In May, it was announced that the purchase was postponed, with all talk of ultra-long-haul launches kicked into a pile of long-grass clippings in a box marked “2023. Perhaps”.
“We certainly won’t be ordering aircraft for that this year,” a rather more downbeat Joyce said. “We’ll keep a review on when is the appropriate time, when has the market recovered, and when Qantas is in a position to commit to more aircraft and more capital.”
That may, in light of August’s financial results, be a while. Still, you do not get to be a centurion airline without the ability to weather a storm or two – and if Qantas’s latest ambitions are on hold for a while, the company is likely to battle forwards with typical Australian resilience and bonhomie.

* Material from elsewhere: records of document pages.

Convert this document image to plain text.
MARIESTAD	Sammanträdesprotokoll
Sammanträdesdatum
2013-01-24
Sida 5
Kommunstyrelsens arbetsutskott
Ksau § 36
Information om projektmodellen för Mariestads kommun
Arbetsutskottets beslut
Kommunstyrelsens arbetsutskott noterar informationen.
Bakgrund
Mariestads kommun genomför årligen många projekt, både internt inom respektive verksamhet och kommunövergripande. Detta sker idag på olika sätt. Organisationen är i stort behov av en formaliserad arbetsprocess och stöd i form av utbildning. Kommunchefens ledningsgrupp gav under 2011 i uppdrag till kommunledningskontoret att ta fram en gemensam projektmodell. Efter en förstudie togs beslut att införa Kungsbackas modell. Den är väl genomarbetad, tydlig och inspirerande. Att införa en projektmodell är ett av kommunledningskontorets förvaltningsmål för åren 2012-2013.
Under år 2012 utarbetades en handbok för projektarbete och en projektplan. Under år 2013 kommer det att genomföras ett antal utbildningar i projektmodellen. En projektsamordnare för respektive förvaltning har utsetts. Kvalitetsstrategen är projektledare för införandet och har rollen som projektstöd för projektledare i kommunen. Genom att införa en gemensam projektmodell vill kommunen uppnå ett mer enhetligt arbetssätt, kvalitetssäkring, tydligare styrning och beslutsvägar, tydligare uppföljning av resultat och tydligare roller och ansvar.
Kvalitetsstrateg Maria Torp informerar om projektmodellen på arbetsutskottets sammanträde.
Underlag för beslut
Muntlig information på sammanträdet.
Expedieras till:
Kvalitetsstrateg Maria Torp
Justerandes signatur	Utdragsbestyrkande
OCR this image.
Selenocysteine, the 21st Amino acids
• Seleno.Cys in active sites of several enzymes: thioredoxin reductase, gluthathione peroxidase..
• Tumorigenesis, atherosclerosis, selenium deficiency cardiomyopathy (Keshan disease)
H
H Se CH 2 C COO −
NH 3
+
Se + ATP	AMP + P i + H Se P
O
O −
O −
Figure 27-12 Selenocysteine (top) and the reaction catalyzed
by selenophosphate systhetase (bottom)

Like many of its competitors, it spent part of this summer pensioning off its remaining Boeing 747s – but when it retired its final jumbo jet, it did so with a smile and a wink. Taking off from Sydney for Los Angeles and the Mojave boneyard on July 22, the pilots of this biggest of birds followed a most unusual flight path, tracing the outline of Qantas’s famous kangaroo logo in the heavens above the Tasman Sea. In what has been a dreadfully flat year, you have to create your own bounce.